Although the propensity scoring appears quite well and there were multiple calculations to correct for confounders there are still significant biases. I think foremost the discrepancy between the number of of IO vs IV’s performed is hard to overcome (660 vs 12500). Also there were some big differences in the patients receiving hypothermia and cardiac catheterizations. I still think the data is not definitive for those two interventions but certainly this may be a marker of quality of care and attention to care. Still the OR for survival with favorable neurological outcome is impressively in favor of IV access. It is interesting that some EMS systems used IO as their first line and it would be interesting to know why IO was first line. I also wonder WHY the IO patients got less interventions. Was the IV access the reason or were they initially deemed to be sicker? Also it would be nice to know how long the IO was in and what was the time frame to when it was swapped out for IV access. Lastly, I can’t get away from the thought that sicker patients are going to get IO’s and are going to do worse.
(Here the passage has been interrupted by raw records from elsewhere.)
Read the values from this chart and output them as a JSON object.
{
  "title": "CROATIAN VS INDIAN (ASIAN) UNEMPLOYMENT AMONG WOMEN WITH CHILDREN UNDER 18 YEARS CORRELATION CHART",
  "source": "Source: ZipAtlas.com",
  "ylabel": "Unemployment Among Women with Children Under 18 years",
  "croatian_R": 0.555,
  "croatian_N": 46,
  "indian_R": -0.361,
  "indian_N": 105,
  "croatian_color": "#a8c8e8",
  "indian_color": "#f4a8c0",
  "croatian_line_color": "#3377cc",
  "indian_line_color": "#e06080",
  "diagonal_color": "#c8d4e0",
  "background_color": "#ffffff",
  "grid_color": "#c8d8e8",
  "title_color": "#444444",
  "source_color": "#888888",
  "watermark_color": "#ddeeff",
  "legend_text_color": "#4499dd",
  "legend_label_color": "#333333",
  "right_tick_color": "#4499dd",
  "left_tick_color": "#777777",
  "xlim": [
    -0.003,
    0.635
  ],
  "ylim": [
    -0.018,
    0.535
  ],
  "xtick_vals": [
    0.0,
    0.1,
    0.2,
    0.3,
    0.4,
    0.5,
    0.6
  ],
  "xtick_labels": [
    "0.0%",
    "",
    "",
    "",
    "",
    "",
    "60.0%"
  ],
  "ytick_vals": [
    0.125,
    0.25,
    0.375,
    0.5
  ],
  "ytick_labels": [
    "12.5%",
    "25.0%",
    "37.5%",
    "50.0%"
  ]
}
So what’s the bottom line? IO access is critical to establishing vascular access to care for patients (depending on what you think the validity of ACLS drugs are, oh HEY OPALS TRIAL). Maybe IO access is a marker for sicker patients or maybe worse IO access biases providers against the same level of care as those with an IV…We all know the drill… but does it make our patients better? I think this is enough to allow for an RCT looking directly at this topic.